Jeanne, who wore a headscarf throughout treatment, says she’s learnt to accept her changed body and doesn’t worry about others’ reactions to it.

“Accepting the mastectomy scars was hard initially; I’m 5ft 6 and a size 8-10 so I look flat-chested and my ribcage is quite prominent because they removed as much tissue as physically possible,” she explains.

“I worried about how my husband would feel but he is such an incredible person – he doesn’t care how I look as long as I’m around to grow old with him. It has taken me time to get used to the scars and I still suffer from post-mastectomy pain syndrome from time to time. But I like to think of them as war wounds – a permanent reminder of the lengths I was prepared to go to be around for my family.

“Initially I felt self-conscious when I went swimming or was on a beach holiday but I don’t think anyone really notices, or cares. If anyone is looking at me, they’re probably just wondering how my legs can be so white – after all I am from Scotland!”

While nothing is guaranteed, the double mastectomy means Jeanne is now statistically less likely to have cancer than the average woman and doesn’t even need annual check-ups (though there’s an open door at the breast clinic should she want it). She’s adamant that despite the stress and trauma, she’s “very lucky”.

“I feel very fortunate – I’ve learnt a lot about myself and my husband which has brought us closer together.

“And I feel much fitter and healthier than I have in previous years. My daughter Laura and I run the High Wycombe 5K Race for Life together every year and have raised several thousand pounds for Cancer Research UK. Laura makes sure I train before the race – I’m definitely not allowed to stop and walk! It’s given us a real bond and each year I get quite emotional running round and reading everyone’s back signs.

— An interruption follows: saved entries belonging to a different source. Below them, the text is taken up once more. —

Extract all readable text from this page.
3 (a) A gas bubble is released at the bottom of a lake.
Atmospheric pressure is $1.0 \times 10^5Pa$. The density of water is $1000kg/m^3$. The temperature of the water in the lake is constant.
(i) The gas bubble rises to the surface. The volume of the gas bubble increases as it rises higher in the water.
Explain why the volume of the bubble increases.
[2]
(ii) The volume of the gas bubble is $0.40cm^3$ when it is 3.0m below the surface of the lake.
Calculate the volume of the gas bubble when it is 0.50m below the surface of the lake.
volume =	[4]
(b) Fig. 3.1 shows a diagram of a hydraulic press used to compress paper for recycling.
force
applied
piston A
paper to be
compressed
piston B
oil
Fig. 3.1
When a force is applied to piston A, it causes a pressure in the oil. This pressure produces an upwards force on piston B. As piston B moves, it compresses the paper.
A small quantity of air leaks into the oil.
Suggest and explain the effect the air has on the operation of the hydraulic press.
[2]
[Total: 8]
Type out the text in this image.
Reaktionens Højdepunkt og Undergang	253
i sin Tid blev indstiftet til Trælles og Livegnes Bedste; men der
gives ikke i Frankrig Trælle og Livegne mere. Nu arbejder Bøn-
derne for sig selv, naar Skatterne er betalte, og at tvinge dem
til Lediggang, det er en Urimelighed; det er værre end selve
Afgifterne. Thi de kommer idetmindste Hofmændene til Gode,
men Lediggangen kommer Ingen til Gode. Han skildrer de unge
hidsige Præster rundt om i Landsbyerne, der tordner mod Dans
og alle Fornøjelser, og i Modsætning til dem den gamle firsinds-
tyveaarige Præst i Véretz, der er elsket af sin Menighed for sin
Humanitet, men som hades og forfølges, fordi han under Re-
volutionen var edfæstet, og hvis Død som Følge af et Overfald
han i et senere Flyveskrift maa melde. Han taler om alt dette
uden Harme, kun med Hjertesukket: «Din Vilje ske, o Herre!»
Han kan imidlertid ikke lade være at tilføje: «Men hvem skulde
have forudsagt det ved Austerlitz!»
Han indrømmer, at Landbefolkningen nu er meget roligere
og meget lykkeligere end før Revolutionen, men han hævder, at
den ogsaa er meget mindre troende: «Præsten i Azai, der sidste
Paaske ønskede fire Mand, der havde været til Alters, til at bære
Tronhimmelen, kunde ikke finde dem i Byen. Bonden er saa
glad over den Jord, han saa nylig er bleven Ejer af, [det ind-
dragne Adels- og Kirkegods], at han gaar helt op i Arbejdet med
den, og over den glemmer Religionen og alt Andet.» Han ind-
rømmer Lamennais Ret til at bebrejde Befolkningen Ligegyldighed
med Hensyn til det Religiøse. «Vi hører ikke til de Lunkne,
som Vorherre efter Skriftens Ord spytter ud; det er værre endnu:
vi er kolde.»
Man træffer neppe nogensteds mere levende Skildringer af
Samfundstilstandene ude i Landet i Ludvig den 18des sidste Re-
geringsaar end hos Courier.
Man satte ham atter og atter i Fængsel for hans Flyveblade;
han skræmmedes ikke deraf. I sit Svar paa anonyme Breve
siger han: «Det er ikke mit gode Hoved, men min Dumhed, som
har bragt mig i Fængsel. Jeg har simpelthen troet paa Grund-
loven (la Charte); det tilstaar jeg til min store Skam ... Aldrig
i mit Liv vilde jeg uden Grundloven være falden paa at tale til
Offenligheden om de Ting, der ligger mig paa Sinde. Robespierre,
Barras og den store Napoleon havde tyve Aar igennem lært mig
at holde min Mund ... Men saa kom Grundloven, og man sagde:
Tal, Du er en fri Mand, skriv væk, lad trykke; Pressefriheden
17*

We got our gorgeous Cockapoo, Cassie, when I was recovering and recently got a second, Kono, so there’s double the reason for going out each day.”

Jeanne also now runs her own aviation safety consultancy company, something she says she would “never have had the courage to do before. I had to look at what I really wanted to do with my life and accept that you do not always know what is round the corner.”

As for what she wants others to take from her story, Jeanne is clear: “I want women who are faced with similar experiences to feel that just surviving cancer is a feat in itself and that the treatment you chose to take should be the one that is best for you – do not feel pressured into conforming. My personal experience has been that people respect you for fighting the battle and do not actually judge your physical appearance.

“I also wanted to speak openly because I was relatively young when I was first diagnosed, at 38, and I didn’t have many people to talk to who were my age and then went through the whole thing a second time.

“I would like people reading this to feel that there is hope and that cancer, in fortunate cases like mine – and hopefully theirs – can be overcome. Some doors shut, others open and surprise you.”

Jeanne Paul supports Cancer Research UK’s Race for Life in sponsored_longform with Tesco. Every pound raised, from £10 to £100, will help beat cancer. Sign up for one of the 300 nationwide events at

Jean Slocombe, senior cancer information nurse at Cancer Research UK, says: “When appropriate, women who need a mastectomy should be offered surgery to reconstruct their breast or breasts. This may be at the same operation to remove the breast or at a later date.

“Regardless of when or how the surgery is done, this additional operation will usually require a longer recovery time.

“While it is vital that women are offered a choice, it is equally important for health professionals to have conversations about the potential benefits of not having reconstruction.

“Body image is a personal thing and some women will not feel comfortable without having reconstructive surgery.

“But it is encouraging when someone who does not feel the need for reconstruction speaks out and offers her support to other women who are having to make this decision.”